Ugly Betty’s got it bad, but Becky Johnson’s got it worse. Try being the only lesbian on a top women’s fashion magazine, darling...
At 23 years old Rebecca Johnson is the epitome of success: she’s got a jealous-making job working for British society mag Reine, a fab flat in London and a continuous stream of attractive men passing through her sheets. This all sounds rather impressive, but in reality Becks sells the ads, shops in H&M and would rather go home with a girl in Manolos than Prince William in Armani.
She hails from the blue-collar suburbs, but tells everyone she’s from upper crust Eton and neither her champagne supping colleagues nor her working class parents know that she’s gay. Quite partial to three inch stilettos, and convinced that combat boots were sent by the devil, Becks is having more than a little trouble coming to terms with her sexuality and fitting in with the lesbians. Her life has become one big plastic lie and she’s desperate to change it, but can she find true love in a scene filled with multiple piercings and motorbikes?
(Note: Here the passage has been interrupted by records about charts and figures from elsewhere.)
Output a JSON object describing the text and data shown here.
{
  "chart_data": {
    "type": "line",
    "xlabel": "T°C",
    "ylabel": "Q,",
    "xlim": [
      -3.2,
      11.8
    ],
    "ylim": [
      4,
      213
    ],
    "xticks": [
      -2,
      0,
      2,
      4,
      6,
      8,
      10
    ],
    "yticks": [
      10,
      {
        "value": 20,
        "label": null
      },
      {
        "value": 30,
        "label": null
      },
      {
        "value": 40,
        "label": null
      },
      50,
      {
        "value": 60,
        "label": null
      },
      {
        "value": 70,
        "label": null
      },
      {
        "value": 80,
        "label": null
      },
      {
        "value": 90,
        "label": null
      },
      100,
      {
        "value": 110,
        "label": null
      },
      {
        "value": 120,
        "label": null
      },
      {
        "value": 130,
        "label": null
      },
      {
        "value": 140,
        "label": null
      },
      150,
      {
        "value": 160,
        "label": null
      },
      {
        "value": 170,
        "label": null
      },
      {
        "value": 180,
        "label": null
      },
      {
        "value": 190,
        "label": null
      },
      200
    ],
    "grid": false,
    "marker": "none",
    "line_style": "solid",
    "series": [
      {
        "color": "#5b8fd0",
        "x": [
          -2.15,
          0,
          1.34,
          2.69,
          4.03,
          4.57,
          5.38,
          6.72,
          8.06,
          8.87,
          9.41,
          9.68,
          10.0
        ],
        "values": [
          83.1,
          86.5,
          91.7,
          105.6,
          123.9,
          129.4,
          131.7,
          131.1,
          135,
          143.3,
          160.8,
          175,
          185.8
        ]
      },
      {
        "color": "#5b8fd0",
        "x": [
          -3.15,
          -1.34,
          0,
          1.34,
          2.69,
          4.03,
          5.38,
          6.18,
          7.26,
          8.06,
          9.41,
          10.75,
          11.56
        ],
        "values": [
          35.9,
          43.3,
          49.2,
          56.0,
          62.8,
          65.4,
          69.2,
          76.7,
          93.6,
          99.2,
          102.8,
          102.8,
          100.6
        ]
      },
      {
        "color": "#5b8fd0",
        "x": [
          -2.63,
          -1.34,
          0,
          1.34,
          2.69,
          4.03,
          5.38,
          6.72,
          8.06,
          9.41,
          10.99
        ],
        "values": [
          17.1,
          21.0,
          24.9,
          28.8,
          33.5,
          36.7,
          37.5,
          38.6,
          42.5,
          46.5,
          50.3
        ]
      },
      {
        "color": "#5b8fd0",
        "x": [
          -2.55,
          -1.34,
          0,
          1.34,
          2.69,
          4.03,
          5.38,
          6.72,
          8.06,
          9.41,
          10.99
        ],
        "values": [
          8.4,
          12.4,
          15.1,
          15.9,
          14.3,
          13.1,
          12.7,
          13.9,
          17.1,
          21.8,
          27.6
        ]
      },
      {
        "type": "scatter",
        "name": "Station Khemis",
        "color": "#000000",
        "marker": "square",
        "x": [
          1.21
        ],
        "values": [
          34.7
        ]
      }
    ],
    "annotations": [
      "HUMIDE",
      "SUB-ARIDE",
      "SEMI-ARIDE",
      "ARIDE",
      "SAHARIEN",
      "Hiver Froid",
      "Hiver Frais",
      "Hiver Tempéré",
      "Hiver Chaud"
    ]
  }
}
With a little help from wacky roommate Vron and gay, goth friend Luke, Becks sets out to turn around the disaster that has become her life. There are hellish blind dates with a coke-snorting model booker and bitch troll charity worker, moments of personal guilt and horror as she’s forced to join in with her colleagues’ homophobia in order to maintain her secret, and hysterical high jinx when the world of high society collides with that of her working class family. Of course, confrontation is inevitable when Becks realises that coming out isn’t for the faint-hearted and she finds herself forced to climb over those shoeboxes and out of that closet.